Yesterday, the Law Commission president, Justice Sir Grant Hammond, pleaded with a parliamentary select committee to scrap the proposal which, he said, would really make the public service "faceless".
It was a matter of "grave and even constitutional importance", said Sir Grant, who is also an Appeal Court judge and sat on one of the Couch cases.
Under the bill as it stands, "Ms Couch could never have sued the probation officer who made the acknowledged and disastrous mistakes which were made in her case".
Sir Grant said the planned law would also bar teacher unions from suing the Ministry of Education over the Novopay failures.
He conceded that public servants needed to be protected from the lawsuits of "crackpots and entirely meritless cases".
Under the old law, government staff could be sued but under an indemnity their department had to pay if the public servant was found to have been negligent.
But the effect of a Supreme Court decision in 2010 was that public servants have neither immunity from lawsuits nor an indemnity, Sir Grant said.

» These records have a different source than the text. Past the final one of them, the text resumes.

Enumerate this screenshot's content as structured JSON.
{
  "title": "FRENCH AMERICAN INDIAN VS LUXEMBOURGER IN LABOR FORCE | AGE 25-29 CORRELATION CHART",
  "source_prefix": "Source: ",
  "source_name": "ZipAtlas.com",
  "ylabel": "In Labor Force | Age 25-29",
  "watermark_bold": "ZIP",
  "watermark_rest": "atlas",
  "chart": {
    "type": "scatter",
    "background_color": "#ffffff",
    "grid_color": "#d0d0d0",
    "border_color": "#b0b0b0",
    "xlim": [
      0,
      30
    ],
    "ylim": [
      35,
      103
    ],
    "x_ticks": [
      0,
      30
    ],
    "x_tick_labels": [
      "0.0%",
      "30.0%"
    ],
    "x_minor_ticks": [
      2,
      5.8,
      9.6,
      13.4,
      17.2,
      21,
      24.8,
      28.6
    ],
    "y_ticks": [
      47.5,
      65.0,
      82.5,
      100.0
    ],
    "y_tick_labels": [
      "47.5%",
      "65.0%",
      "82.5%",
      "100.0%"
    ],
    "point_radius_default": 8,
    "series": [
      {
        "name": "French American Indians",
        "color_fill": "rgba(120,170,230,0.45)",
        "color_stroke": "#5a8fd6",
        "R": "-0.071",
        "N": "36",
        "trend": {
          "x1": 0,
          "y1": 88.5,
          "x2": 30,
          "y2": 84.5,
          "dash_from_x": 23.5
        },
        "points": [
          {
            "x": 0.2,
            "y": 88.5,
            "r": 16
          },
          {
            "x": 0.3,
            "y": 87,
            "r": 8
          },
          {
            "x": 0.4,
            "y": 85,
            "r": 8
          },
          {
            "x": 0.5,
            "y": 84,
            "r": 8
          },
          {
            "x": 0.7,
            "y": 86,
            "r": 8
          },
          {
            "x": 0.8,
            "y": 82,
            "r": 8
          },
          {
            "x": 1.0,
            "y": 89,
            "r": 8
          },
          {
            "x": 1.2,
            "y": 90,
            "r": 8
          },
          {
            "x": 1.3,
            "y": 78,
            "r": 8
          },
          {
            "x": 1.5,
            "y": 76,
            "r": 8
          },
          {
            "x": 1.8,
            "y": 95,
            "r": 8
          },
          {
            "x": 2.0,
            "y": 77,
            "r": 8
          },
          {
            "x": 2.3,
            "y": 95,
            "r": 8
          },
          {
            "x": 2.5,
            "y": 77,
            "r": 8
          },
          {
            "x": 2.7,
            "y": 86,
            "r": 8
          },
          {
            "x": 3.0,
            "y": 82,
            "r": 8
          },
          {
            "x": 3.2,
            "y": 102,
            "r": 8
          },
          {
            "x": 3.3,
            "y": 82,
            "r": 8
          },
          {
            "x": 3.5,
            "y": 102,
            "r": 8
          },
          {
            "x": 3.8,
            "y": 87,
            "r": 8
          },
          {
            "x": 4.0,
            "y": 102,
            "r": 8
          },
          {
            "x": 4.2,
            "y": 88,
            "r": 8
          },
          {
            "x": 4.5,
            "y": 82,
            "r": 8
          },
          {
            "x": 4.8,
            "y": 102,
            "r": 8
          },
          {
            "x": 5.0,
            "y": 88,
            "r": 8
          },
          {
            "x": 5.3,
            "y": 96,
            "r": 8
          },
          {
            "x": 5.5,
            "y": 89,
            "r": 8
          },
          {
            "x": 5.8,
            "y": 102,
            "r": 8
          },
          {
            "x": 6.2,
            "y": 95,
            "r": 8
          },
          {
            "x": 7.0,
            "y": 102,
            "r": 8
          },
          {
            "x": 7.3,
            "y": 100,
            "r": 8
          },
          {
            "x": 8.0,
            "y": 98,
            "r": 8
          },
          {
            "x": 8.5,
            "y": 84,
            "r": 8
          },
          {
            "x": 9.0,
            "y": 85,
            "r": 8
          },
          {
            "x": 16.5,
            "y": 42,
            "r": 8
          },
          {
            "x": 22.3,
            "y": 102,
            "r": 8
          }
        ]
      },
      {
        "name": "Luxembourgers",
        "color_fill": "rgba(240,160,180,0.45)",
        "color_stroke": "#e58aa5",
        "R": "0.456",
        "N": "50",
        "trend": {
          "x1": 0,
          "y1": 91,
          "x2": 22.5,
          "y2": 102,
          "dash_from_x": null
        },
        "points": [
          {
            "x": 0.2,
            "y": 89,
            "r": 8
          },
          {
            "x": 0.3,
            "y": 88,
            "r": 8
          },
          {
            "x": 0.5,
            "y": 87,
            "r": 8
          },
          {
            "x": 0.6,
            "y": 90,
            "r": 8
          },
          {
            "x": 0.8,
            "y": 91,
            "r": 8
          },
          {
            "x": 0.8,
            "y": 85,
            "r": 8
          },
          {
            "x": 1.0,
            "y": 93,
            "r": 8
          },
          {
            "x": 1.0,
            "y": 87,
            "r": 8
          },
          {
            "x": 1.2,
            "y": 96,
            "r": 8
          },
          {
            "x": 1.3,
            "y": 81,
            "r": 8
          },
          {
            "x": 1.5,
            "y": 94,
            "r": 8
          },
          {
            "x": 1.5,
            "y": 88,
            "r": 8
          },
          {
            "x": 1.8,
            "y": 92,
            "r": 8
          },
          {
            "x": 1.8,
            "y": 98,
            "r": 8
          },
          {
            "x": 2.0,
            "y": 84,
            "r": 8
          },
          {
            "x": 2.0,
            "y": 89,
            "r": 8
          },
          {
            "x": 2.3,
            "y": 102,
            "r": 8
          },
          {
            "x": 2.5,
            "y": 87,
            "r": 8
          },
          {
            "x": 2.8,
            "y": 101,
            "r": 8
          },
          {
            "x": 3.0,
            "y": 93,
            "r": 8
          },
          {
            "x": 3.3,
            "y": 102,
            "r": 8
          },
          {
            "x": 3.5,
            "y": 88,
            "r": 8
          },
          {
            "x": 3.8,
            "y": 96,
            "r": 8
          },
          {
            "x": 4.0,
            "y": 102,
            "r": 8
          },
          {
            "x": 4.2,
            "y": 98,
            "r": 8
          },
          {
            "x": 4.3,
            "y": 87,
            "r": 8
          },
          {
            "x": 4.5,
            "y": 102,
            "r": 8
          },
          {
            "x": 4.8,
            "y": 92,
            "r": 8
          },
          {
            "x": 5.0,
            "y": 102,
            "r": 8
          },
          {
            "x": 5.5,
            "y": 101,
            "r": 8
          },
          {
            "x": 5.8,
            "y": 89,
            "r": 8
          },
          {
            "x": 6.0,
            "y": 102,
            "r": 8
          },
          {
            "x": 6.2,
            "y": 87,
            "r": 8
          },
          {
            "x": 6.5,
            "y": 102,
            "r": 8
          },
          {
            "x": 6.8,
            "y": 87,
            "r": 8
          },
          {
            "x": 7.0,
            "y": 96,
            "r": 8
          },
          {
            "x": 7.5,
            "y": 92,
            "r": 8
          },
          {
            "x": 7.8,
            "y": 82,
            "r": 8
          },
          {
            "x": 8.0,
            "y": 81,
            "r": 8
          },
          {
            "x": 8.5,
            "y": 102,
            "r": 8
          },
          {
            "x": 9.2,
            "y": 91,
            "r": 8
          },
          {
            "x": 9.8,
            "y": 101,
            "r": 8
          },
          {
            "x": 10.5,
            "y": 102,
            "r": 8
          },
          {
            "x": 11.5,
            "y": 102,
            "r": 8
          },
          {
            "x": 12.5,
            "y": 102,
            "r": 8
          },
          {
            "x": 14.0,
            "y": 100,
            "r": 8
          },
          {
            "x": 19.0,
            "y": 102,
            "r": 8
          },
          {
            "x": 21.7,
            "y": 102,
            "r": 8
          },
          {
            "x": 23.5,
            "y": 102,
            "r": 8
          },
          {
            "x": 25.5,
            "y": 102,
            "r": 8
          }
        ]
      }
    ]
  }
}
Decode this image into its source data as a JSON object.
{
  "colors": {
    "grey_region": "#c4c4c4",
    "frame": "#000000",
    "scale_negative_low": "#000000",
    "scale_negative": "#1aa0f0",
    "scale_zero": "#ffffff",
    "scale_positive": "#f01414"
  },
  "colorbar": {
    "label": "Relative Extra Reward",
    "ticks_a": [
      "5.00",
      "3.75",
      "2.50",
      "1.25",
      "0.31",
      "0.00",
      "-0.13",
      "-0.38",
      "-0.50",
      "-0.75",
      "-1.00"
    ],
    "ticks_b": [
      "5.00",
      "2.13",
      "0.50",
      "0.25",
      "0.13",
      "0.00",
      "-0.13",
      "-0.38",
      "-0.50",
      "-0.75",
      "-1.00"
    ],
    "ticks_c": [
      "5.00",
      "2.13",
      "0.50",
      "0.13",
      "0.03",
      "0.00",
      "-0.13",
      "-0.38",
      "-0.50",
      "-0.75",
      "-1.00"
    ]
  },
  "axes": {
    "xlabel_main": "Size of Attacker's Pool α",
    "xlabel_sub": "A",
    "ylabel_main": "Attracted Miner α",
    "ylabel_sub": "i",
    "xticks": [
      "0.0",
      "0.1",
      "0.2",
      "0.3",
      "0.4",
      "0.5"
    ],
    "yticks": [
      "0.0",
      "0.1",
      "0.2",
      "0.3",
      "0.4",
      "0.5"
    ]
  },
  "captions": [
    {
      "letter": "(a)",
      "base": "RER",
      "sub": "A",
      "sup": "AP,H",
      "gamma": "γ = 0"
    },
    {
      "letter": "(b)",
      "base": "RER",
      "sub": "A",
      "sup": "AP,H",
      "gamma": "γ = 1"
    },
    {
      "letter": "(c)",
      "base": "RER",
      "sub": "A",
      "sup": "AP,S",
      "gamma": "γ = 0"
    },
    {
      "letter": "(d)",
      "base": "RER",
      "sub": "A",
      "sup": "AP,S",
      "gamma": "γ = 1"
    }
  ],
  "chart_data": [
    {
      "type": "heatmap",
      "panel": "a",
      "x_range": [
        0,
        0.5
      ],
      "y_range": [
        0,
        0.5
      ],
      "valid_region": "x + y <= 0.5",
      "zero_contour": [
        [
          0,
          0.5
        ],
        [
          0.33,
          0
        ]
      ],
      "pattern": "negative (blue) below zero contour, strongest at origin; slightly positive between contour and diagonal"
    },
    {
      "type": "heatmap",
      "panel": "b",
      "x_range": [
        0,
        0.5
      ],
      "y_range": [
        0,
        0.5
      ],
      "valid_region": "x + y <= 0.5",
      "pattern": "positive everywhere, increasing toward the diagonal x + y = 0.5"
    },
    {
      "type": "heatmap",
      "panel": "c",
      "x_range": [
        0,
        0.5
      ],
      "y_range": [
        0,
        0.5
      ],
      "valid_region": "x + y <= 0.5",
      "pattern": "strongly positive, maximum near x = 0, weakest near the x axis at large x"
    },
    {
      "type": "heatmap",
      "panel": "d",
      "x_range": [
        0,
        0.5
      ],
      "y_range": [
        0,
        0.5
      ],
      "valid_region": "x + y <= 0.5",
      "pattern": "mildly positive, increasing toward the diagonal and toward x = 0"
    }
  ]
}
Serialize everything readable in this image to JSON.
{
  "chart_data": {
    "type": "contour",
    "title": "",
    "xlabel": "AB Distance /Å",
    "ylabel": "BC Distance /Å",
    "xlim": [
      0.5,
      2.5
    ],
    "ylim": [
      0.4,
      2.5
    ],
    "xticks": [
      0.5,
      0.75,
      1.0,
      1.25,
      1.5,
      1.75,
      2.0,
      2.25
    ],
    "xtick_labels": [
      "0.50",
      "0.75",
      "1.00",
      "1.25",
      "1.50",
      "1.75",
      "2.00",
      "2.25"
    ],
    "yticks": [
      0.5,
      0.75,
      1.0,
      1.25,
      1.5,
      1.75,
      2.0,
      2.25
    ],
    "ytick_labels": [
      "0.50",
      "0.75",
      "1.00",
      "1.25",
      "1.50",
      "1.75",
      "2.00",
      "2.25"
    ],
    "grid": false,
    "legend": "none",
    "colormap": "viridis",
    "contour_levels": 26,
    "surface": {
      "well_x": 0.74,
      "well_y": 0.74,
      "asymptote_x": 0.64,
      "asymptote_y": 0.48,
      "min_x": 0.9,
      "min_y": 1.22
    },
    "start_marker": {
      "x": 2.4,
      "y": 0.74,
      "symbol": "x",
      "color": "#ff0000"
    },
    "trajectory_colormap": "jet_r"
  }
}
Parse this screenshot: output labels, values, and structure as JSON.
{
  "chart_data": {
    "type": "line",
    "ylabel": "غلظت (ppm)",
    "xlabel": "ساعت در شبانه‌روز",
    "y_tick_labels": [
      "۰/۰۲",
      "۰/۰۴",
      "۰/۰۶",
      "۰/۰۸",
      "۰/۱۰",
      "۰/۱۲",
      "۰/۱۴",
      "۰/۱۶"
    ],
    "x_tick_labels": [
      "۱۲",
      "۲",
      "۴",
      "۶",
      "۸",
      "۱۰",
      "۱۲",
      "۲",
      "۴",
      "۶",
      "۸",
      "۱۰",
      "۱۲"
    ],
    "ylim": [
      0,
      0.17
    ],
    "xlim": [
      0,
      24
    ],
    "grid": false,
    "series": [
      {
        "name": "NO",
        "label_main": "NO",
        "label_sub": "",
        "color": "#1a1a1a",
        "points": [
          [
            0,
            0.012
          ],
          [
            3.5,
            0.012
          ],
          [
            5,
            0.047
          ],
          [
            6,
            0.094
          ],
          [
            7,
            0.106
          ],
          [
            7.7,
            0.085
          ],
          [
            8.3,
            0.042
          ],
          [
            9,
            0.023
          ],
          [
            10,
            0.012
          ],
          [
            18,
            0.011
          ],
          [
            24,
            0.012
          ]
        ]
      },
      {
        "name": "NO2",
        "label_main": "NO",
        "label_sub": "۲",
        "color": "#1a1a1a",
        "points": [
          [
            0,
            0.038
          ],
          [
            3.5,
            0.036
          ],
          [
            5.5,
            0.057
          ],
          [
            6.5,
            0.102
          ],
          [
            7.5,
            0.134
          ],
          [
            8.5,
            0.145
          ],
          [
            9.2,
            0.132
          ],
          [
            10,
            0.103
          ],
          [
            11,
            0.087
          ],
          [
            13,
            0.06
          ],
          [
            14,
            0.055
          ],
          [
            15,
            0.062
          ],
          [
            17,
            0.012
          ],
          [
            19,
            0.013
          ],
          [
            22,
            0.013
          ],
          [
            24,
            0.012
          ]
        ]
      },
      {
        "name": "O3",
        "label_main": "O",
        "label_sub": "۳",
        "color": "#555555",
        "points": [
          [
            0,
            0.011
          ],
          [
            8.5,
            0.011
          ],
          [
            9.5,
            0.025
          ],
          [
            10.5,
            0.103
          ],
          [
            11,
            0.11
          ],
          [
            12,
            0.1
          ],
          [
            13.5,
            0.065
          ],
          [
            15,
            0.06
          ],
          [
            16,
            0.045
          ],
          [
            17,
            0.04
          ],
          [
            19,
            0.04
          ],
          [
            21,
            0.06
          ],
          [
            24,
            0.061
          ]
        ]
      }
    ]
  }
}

He urged the committee to overturn the Supreme Court decision and return the law to what everyone thought it was before - an indemnity for public servants, not an immunity.
He said the Cabinet paper giving the background to the proposed law did not address the issue of individual accountability.
"It pre-supposes in what has been said that if an official is, for instance, grossly negligent in the performance of his or her duties that that official should never be able to be named as a party or challenged in a lawsuit.
"The lawsuit simply couldn't be filed because the immunity stops you dead."
A letter would have gone from Crown Law to Mrs Couch's advisers saying: "You can't sue at all. It's immunity. You don't get off the ground."
The probation officer in the Couch case was never named.
The bill in which the immunity is proposed, the State Sector and Public Finance Reform Bill 2012, is being considered by the finance and expenditure select committee.
New Zealand First leader Winston Peters said he totally supported the bid by the Law Commission to get rid of any immunity and reinstate indemnity. Although he did not want to see in New Zealand the sort of litigation that was so prevalent in the United States, he said, it was very hard already for some people to get justice.
Mr Peters referred to the cases of "bad blood" in the 1990s in which more than 200 people got very meagre out-of-court settlements because blood wasn't properly tested.
In other countries, negligent public servants had gone to prison.